Chicken-butternut Tagine
1 T olive oil
2 C chopped onion
2 t ground cumin
1 t paprika
1 t ground turmeric
1/4 t salt
1/4 t ground cinnamon
1/4 t ground ginger
2 garlic cloves, minced
1 lb. skinless, boneless chicken breast, cut into bite-sized pieces
2 C fat-free, less-sodium chicken broth
8 oz. peeled, cubed butternut squash
1/3 C halved pitted picholine olives (about 3 oz.)
8 pitted dried plums, chopped
Fresh flat-leaf parsley leaves (optional)
  1. Heat oil in a Dutch oven over medium heat.
  2. Add the onion and cook 8 min. or until golden, stirring occasionally.
  3. Stir in cumin, paprika, turmeric, cinnamon, ginger, salt, garlic and chicken, and then cook 1 min., stirring constantly.
  4. Stir in broth, squash, olives and dried plums.
  5. Bring the mixture to a boil, cover, reduce heat to medium-low and then simmer 10 min. or until squash is tender.
  6. Garnish with parsley, if desired.
Yield: 4 servings of 1 1/4 C each

Nutritional Info
Calories: 309
Fat: 8.8 g
Sat fat: 0.9 g
Protein: 29.8 g
Carbs: 29.7 g
Fiber: 5.2 g
Cholesterol: 66 mg
Sodium: 782 mg

The Faudie's Futzings
I'll say this right off, Gentle Reader: I got way too wrapped up in preparing the squash right. How ridiculous is it that I was so worried about that? Well, I did. So much so that I made some goofs with the recipe. Oh well.
  • I failed to remember the salt until well after I'd added the broth and squash. D'oh!
  • I failed to remember the turmeric until today when I was transcribing the recipe. Sheesh, that's really pathetic.
  • I didn't use that tablespoon of olive oil called for by the recipe. Maybe a teaspoon and a half did the trick.
  • I don't do olives. Even the smell of them turns my stomach, thus I have to give a wide berth to the olive bars at various grocery stores around Austin lest I ralph right then and there.
  • While I do have prunes, I didn't feel this recipe would be served well by them. I've made a Moroccan dish or two with them, and they impart an interesting taste that...well, it's not terribly satisfying for me. I instead used dried cranberries, tossing an amount that I thought was equivalent to the prunes and the olives.
  • Because I didn't have enough squash to for three 8-ounce freezer bags, I tossed in an extra 3 ounces or so. Did that lead to overcrowding? I don't think so.
  • I used my tagine to prepare the dish rather than Chive the Dutchie because the recipe's called a tagine.

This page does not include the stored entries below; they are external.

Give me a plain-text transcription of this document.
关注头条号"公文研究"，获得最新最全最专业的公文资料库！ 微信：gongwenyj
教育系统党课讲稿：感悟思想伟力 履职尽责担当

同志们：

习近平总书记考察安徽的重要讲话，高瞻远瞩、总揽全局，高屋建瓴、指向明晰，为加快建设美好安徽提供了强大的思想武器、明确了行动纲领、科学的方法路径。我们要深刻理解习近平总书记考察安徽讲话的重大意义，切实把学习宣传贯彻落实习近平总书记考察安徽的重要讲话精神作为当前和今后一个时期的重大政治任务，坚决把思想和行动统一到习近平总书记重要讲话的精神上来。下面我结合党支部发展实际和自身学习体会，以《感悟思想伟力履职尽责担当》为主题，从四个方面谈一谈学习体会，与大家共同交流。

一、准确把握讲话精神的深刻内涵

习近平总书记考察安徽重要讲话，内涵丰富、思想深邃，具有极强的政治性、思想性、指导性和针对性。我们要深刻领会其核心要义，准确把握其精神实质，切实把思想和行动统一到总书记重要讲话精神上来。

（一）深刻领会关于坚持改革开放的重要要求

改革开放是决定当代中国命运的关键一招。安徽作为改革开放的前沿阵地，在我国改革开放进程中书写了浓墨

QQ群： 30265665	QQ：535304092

  • I doubled the simmering time on the advice of some of the recipe reviews so that the squash would indeed be tender.
My nerves were a bit overwrought not just from working with the squash but also from using the tagine on the stovetop for the first time. It performs beautifully in the oven, but I had my doubts about the diffuser's ability to evenly and adequately heat the bottom bowl of the tagine. I'm not sure if those doubts were well-founded or not because it seemed to take forever for the olive oil to heat up. In fact, it wasn't anywhere near warm enough when I tossed in the onions to brown. I had to keep the burner heat turned up fairly high for most of the cooking time, which I really didn't like. That strikes me as inefficient. That said, though, I did have to turn down the heat substantially about 10 minutes into the simmering time because liquid was starting to bubble out from beneath the chimney lid, which isn't as tight-fitting as a traditional pot lid.

The finished tagine dish was quite tasty, although I wonder now what it would be like if I'd remembered the turmeric.

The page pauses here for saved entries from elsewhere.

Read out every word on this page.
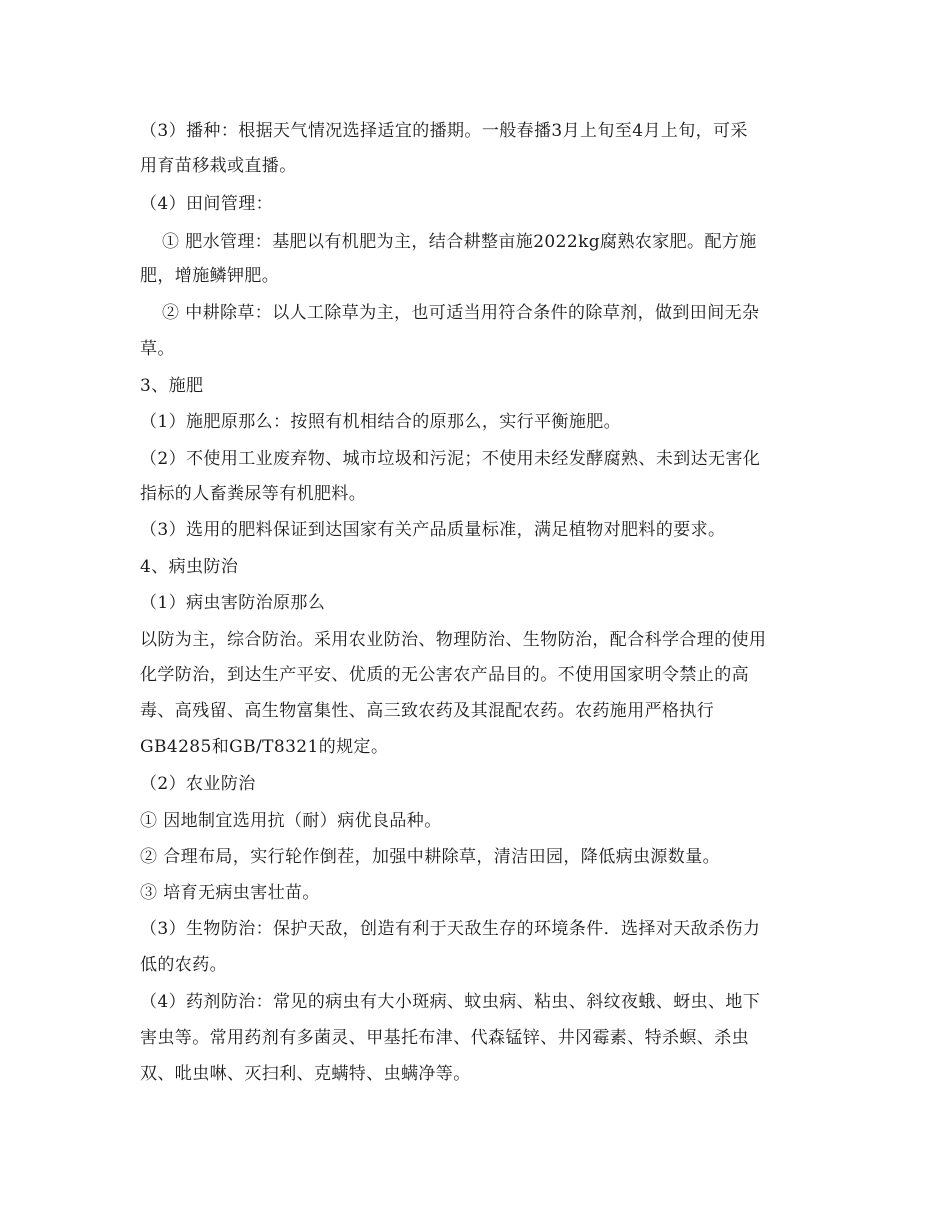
（3）播种：根据天气情况选择适宜的播期。一般春播3月上旬至4月上旬，可采
用育苗移栽或直播。
（4）田间管理：
① 肥水管理：基肥以有机肥为主，结合耕整亩施2022kg腐熟农家肥。配方施
肥，增施鳞钾肥。
② 中耕除草：以人工除草为主，也可适当用符合条件的除草剂，做到田间无杂
草。
3、施肥
（1）施肥原那么：按照有机相结合的原那么，实行平衡施肥。
（2）不使用工业废弃物、城市垃圾和污泥；不使用未经发酵腐熟、未到达无害化
指标的人畜粪尿等有机肥料。
（3）选用的肥料保证到达国家有关产品质量标准，满足植物对肥料的要求。
4、病虫防治
（1）病虫害防治原那么
以防为主，综合防治。采用农业防治、物理防治、生物防治，配合科学合理的使用
化学防治，到达生产平安、优质的无公害农产品目的。不使用国家明令禁止的高
毒、高残留、高生物富集性、高三致农药及其混配农药。农药施用严格执行
GB4285和GB/T8321的规定。
（2）农业防治
① 因地制宜选用抗（耐）病优良品种。
② 合理布局，实行轮作倒茬，加强中耕除草，清洁田园，降低病虫源数量。
③ 培育无病虫害壮苗。
（3）生物防治：保护天敌，创造有利于天敌生存的环境条件．选择对天敌杀伤力
低的农药。
（4）药剂防治：常见的病虫有大小斑病、蚊虫病、粘虫、斜纹夜蛾、蚜虫、地下
害虫等。常用药剂有多菌灵、甲基托布津、代森锰锌、井冈霉素、特杀螟、杀虫
双、吡虫啉、灭扫利、克螨特、虫螨净等。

The squash did come out quite tender, and I tried to induce the boy into eating it by letting him know it tasted very close to potatoes. (He had maybe two or three cubes and that was it.) I served the finished yumminess atop pistachio couscous, but I think it would have been better served with plain couscous or with a side of pita with which to sop up the liquid. That's not a knock against either the pistachio couscous or the finished tagine; The wonderful flavor and aroma of the couscous was lost, buried under the flavors of the tagine.